Identification of [4-[4-(methylsulfonyl)phenyl]-6-(trifluoromethyl)-2-pyrimidinyl] amines and ethers as potent and selective cyclooxygenase-2 inhibitors.
Swarbrick ME., Beswick PJ., Gleave RJ., Green RH., Bingham S., Bountra C., Carter MC., Chambers LJ., Chessell IP., Clayton NM., Collins SD., Corfield JA., Hartley CD., Kleanthous S., Lambeth PF., Lucas FS., Mathews N., Naylor A., Page LW., Payne JJ., Pegg NA., Price HS., Skidmore J., Stevens AJ., Stocker R., Stratton SC., Stuart AJ., Wiseman JO.

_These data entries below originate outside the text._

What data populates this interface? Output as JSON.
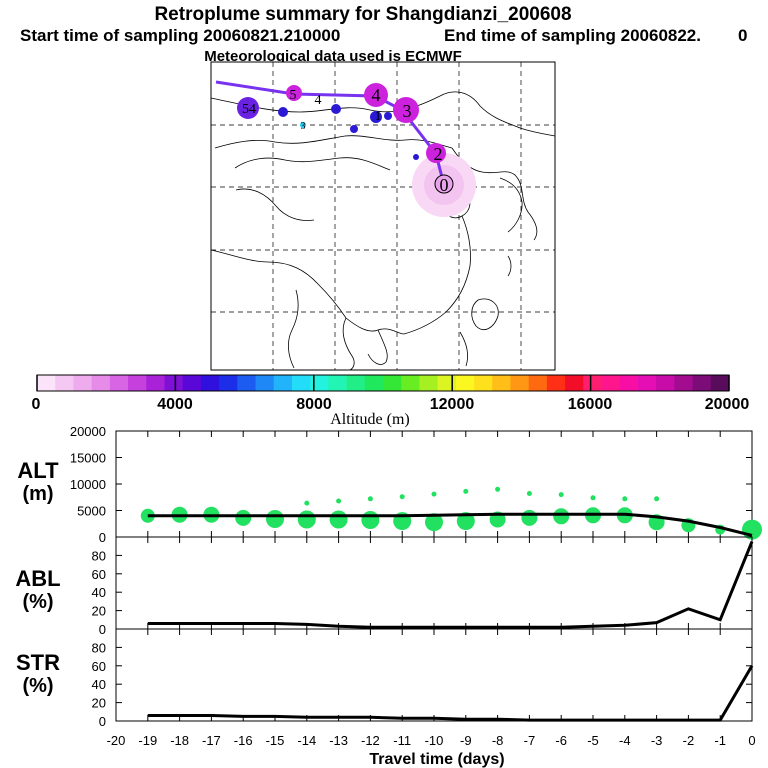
{
  "header": {
    "title": "Retroplume summary for Shangdianzi_200608",
    "start_label": "Start time of sampling 20060821.210000",
    "end_label": "End time of sampling 20060822.",
    "end_suffix": "0",
    "met_label": "Meteorological data used is ECMWF"
  },
  "map": {
    "trajectory_labels": [
      "0",
      "2",
      "3",
      "4",
      "5",
      "4",
      "1",
      "54",
      "3"
    ],
    "colors": {
      "trajectory": "#7733ee",
      "source_glow": "#f8d8f4",
      "marker_magenta": "#cc22dd",
      "marker_blue": "#2222cc"
    }
  },
  "colorbar": {
    "axis_label": "Altitude (m)",
    "tick_labels": [
      "0",
      "4000",
      "8000",
      "12000",
      "16000",
      "20000"
    ],
    "colors": [
      "#fbe4fa",
      "#f4c8f2",
      "#eeabee",
      "#e68ce8",
      "#d865e4",
      "#c640de",
      "#aa22d8",
      "#7f10d6",
      "#5a08d8",
      "#3010dc",
      "#1c2ee8",
      "#1d5cf0",
      "#1e88f6",
      "#22b4fb",
      "#22dcf8",
      "#22f2de",
      "#22f4b4",
      "#22ee88",
      "#20e85c",
      "#34e636",
      "#68ec22",
      "#a6f022",
      "#dcf422",
      "#fbf720",
      "#ffe01c",
      "#ffbe18",
      "#ff9614",
      "#ff6a10",
      "#ff3016",
      "#f20e28",
      "#ff1e70",
      "#ff158c",
      "#f80ea4",
      "#e40eb4",
      "#c80ca8",
      "#a40c90",
      "#7c0c78",
      "#5a0c5c"
    ]
  },
  "chart_data": [
    {
      "type": "line+bubble",
      "ylabel": "ALT\n(m)",
      "ylabel_lines": [
        "ALT",
        "(m)"
      ],
      "ylim": [
        0,
        20000
      ],
      "yticks": [
        0,
        5000,
        10000,
        15000,
        20000
      ],
      "x": [
        -19,
        -18,
        -17,
        -16,
        -15,
        -14,
        -13,
        -12,
        -11,
        -10,
        -9,
        -8,
        -7,
        -6,
        -5,
        -4,
        -3,
        -2,
        -1,
        0
      ],
      "series": [
        {
          "name": "mean altitude",
          "values": [
            4000,
            4000,
            4000,
            4000,
            4000,
            4000,
            4000,
            4000,
            4000,
            4100,
            4200,
            4300,
            4300,
            4300,
            4300,
            4300,
            3800,
            3000,
            1800,
            300
          ]
        },
        {
          "name": "altitude spread (mid)",
          "values": [
            4000,
            4200,
            4200,
            3600,
            3400,
            3300,
            3300,
            3200,
            3000,
            2800,
            3000,
            3300,
            3600,
            3900,
            4100,
            4100,
            2800,
            2200,
            1400,
            1400
          ]
        },
        {
          "name": "altitude spread (upper)",
          "values": [
            null,
            null,
            null,
            null,
            null,
            6400,
            6800,
            7200,
            7600,
            8100,
            8600,
            9000,
            8200,
            8000,
            7400,
            7200,
            7200,
            null,
            null,
            null
          ]
        }
      ]
    },
    {
      "type": "line",
      "ylabel": "ABL\n(%)",
      "ylabel_lines": [
        "ABL",
        "(%)"
      ],
      "ylim": [
        0,
        100
      ],
      "yticks": [
        0,
        20,
        40,
        60,
        80
      ],
      "x": [
        -19,
        -18,
        -17,
        -16,
        -15,
        -14,
        -13,
        -12,
        -11,
        -10,
        -9,
        -8,
        -7,
        -6,
        -5,
        -4,
        -3,
        -2,
        -1,
        0
      ],
      "values": [
        6,
        6,
        6,
        6,
        6,
        5,
        3,
        2,
        2,
        2,
        2,
        2,
        2,
        2,
        3,
        4,
        7,
        22,
        10,
        95
      ]
    },
    {
      "type": "line",
      "ylabel": "STR\n(%)",
      "ylabel_lines": [
        "STR",
        "(%)"
      ],
      "ylim": [
        0,
        100
      ],
      "yticks": [
        0,
        20,
        40,
        60,
        80
      ],
      "xlabel": "Travel time (days)",
      "xlim": [
        -20,
        0
      ],
      "xticks": [
        -20,
        -19,
        -18,
        -17,
        -16,
        -15,
        -14,
        -13,
        -12,
        -11,
        -10,
        -9,
        -8,
        -7,
        -6,
        -5,
        -4,
        -3,
        -2,
        -1,
        0
      ],
      "x": [
        -19,
        -18,
        -17,
        -16,
        -15,
        -14,
        -13,
        -12,
        -11,
        -10,
        -9,
        -8,
        -7,
        -6,
        -5,
        -4,
        -3,
        -2,
        -1,
        0
      ],
      "values": [
        6,
        6,
        6,
        5,
        5,
        4,
        4,
        4,
        3,
        3,
        2,
        2,
        1,
        1,
        1,
        1,
        1,
        1,
        1,
        60
      ]
    }
  ]
}
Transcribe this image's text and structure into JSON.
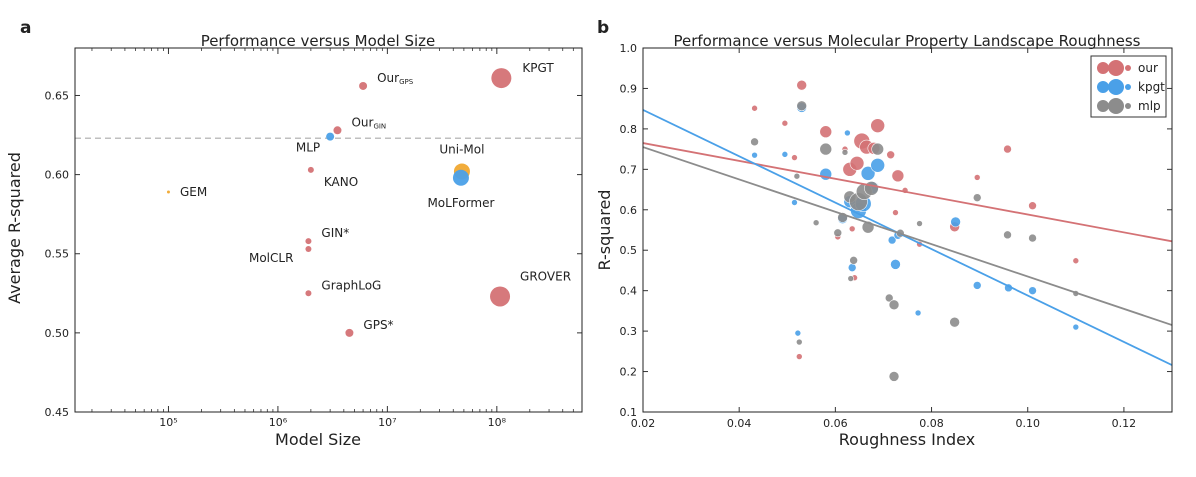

A novel series of [4-[4-(methylsulfonyl)phenyl]-6-(trifluoromethyl)-2-pyrimidine-based cyclooxygenase-2 (COX-2) inhibitors, which have a different arrangement of substituents compared to the more common 1,2-diarylheterocycle based molecules, have been discovered. For example, 2-(butyloxy)-4-[4-(methylsulfonyl)phenyl]-6-(trifluoromethyl)pyrimidine (47), a member of the 2-pyrimidinyl ether series, has been shown to be a potent and selective inhibitor with a favourable pharmacokinetic profile, high brain penetration and good efficacy in rat models of hypersensitivity.